Poligami diam-diam disuka oleh laki-laki, tapi melukai istri dan anak-anaknya. Don’t
try at home.
Tapi tenang, ada poligami yang aman buat laki-laki. Cara ini bisa dilakukan
dengan terang-terangan dan terbuka. Tak perlu takut. Kalau keranjingan
paling-paling “disemprot” oleh istri gara-gara menggoyangkan sendi-sendi
perekonomian keluarga. Atau dicemberuti istri ketika berduaan dalam kesunyian
penuh gairah.
Poligami dengan siapakah itu? Buku. “Istri kedua saya, buku,” kata Ulil,
pendiri JIL, dalam sebuah waawancara entah saya lupa di media cetak mana.

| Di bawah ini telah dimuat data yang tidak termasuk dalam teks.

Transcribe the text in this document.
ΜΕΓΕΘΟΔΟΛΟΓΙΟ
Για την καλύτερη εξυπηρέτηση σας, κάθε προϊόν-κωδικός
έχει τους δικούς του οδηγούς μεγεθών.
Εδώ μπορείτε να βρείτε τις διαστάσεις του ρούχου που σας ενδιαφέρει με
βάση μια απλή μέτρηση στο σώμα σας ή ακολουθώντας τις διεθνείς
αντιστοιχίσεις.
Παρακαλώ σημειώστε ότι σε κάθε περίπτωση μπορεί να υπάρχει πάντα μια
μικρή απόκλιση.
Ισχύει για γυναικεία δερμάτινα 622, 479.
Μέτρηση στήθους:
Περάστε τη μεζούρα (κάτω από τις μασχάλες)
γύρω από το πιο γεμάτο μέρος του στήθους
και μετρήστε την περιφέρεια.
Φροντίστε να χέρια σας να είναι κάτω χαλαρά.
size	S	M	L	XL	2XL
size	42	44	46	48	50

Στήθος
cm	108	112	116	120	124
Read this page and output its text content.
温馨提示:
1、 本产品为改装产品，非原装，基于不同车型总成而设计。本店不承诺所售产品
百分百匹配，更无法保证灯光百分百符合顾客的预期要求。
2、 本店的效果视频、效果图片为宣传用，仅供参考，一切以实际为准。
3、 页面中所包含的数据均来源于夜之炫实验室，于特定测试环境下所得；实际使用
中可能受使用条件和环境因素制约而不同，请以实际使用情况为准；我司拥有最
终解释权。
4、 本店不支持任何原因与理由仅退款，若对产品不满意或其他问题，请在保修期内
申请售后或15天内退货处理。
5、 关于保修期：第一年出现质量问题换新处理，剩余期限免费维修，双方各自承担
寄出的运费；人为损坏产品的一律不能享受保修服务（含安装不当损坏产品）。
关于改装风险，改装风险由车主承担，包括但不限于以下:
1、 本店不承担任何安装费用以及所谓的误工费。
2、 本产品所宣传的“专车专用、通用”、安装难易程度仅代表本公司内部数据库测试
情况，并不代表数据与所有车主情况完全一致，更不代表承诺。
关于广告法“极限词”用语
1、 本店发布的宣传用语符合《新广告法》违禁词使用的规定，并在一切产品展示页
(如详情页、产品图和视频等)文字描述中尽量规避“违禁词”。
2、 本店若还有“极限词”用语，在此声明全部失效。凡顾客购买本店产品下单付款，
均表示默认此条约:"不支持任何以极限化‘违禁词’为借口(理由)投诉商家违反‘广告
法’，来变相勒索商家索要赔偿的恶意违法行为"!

Kemarin, ketika saya bertemu dengan Asy’ari Khatib, penerjemah produktif (sudah
ada 23 judul buku yang diterjemah) dalam kegiatan “Temu Guru Penulis” di SMA 3
Annuqayah Sumenep, dia mengucapkan kalimat yang sama, “buku adalah istri kedua
saya.”
Mendengar itu saya hanya manggut-manggut. Level orang yang menjadikan buku
sebagai istri kedua, tentu tidak main-main. Saya membayangkan mereka
memperlakukan buku dengan penuh kasih sayang. Buku diposisikan sebagai “person”
yang bernyawa. Diajak berbicara, berdialog, berdebat, bahkan bertengkar. Pada
perjumpaan yang menegangkan bahkan mungkin ditinggal. Tetapi pada saat yang
sama, ia kembali terperangkap pada lirikan genit buku lain.
Ibarat orang yang selalu terganggu libidonya, pecinta buku akan terpesona
melihat buku baru. Hatinya bergetar ingin memilikinya. Ia terkadang melupakan
persediaan sembako di dapur atau mungkin persediaan susu anaknya. Kemolekan
buku telah membuatnya lupa segalanya.
Berdiri, duduk, telentang sambil tiduran, atau tengkurap sekalipun, buku selalu
menemaninya. “Bahkan maaf, ke WC pun saya membawa buku,” kata Asy’ari Khatib
kepada peserta diskusi buku. Entahlah, apa istri mas Asy’ari cemberut melihat
“istri nomer duanya” itu diperlakukan dengan manjanya?
Kemarin, saya memperoleh “dua istri baru” secara gratis. Tak perlu pakai
maskawin. Satu bernama “10 Bulan Pengalaman Eropa”, satunya bernama “Taubat itu
Nikmat”. Saya menerimanya langsung dari orang yang melahirkannya, M Mushthafa
dan Asy’ari Khatib. Saat ini bersama mereka, saya bergiat melakukan gerakan
literasi dengan menyemarakkan membaca dan menulis bagi guru dan
siswa.
Nah, bagi Anda yang ingin “poligami”, silahkan menikah dengan buku. Ini juga
berlaku bagi istri yang ingin “bersuami baru”. Tapi jika uang belanja tekor,
jangan salahkan saya.
Pulau Garam | 22 Maret 2013
*Cendekiawan muda NU, pengasuh pesantren, dan tinggal di Gapura, Sumenep.